Part of the problems that have held Nigeria down for many years is that there are too many enemies within. How do you deal with people who reside in such a complicated country? There are many stories of sharp practices in Nigeria that need to be brought up to date. Unfortunately, journalists see no value in following up systematically on news stories they reported previously. It was this lack of follow-up that prompted Alhaji Alade Odunewu, venerated as the grandfather of Nigerian print journalism, to denounce the failure of journalists to investigate stories that were reported in the past. His criticism came during his 80th birthday anniversary lecture on December 13, 2005.
In the lecture, Alhaji Odunewu said: “No persistent follow-up to stories. For example, while the Department of Customs uses the media to publicise the arrest of smugglers, the media do not follow up by asking questions: where are the seized goods? Where are the culprits? Also, the police use the media to publicise the arrest of highway robbers, but very little is known of what happened to the culprits after that.”

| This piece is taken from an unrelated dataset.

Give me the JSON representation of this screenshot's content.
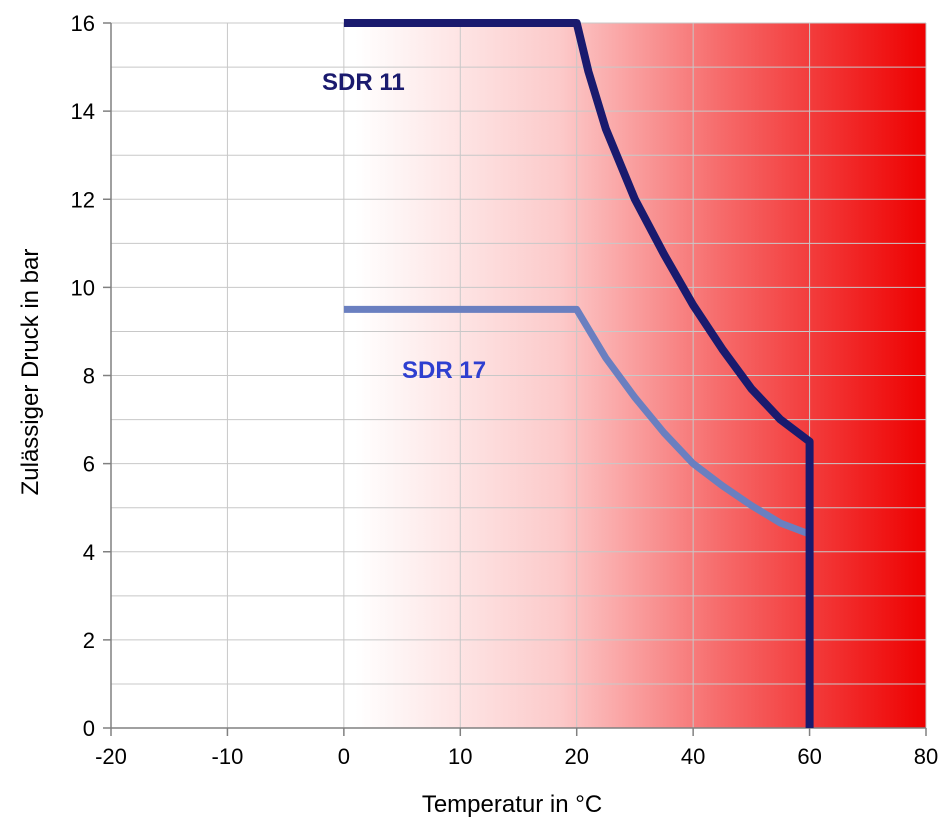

The scandals that emerged in the second decade of the 21st century over the mysterious embezzlement of police pension fund and the oil subsidy swindle deserve an update. In March 2012, Abdulrasheed Maina, chairperson of the task force on pension reform, shocked the nation when he revealed that a syndicate comprising the permanent secretary in a federal ministry and other senior officials had been stealing pension funds and thereby defrauding the Federal Government of over N3 billion every month. That revelation showed just how the privileged class defraud the poor and the nation.
Maina, a man with a lot of baggage on his head, also mentioned how N28 billion that belonged to the police pension fund was lodged in an unidentified bank account while N15 billion was spent on the purchase of grandiose property by some people in the pension unit of the Office of the Head of Service. Maina also said more than 44,000 workers who retired between 1968 and 1975 were denied their pension benefits.
As the fraud in the police pension funds was attracting sustained public criticisms, the oil subsidy scandal also received the critical attention of some high-profile people such as Nobel laureate Wole Soyinka and Pastor Tunde Bakare. Soyinka said the oil subsidy scandal provided an authentic ground for Nigerians to protest publicly against corruption, insisting that “the level of thievery in the country is not unrelated to the level of violence we witness today.” Soyinka said at a press conference in Lagos on April 30, 2012, that everyone “must be prepared to march and halt the trend of corruption.”
Despite these calls, nothing has happened. We are good at yelling at suspected corrupt officials but weak at taking action. Many people have identified weak leadership as the main problem that has held Nigeria back since independence. Along with that must be added a weak civil society.
When a sleepy civil society looks up to leaders and sees no role models, when people look to leaders to practise what they preach but see the leaders violate the basic principles of their sermon, everyone gets the message that we are in a country with no rules, no laws, no enforcers and, strangely, no criminals.
To fight corruption effectively in Nigeria, every government must commit to prosecute decisively and impassively public officers who are accused of corruption. It is the government’s obligation to move public debate on corruption from the platform of speech-making to the podium of practical action. The problem remains: Who will watch the watchdog?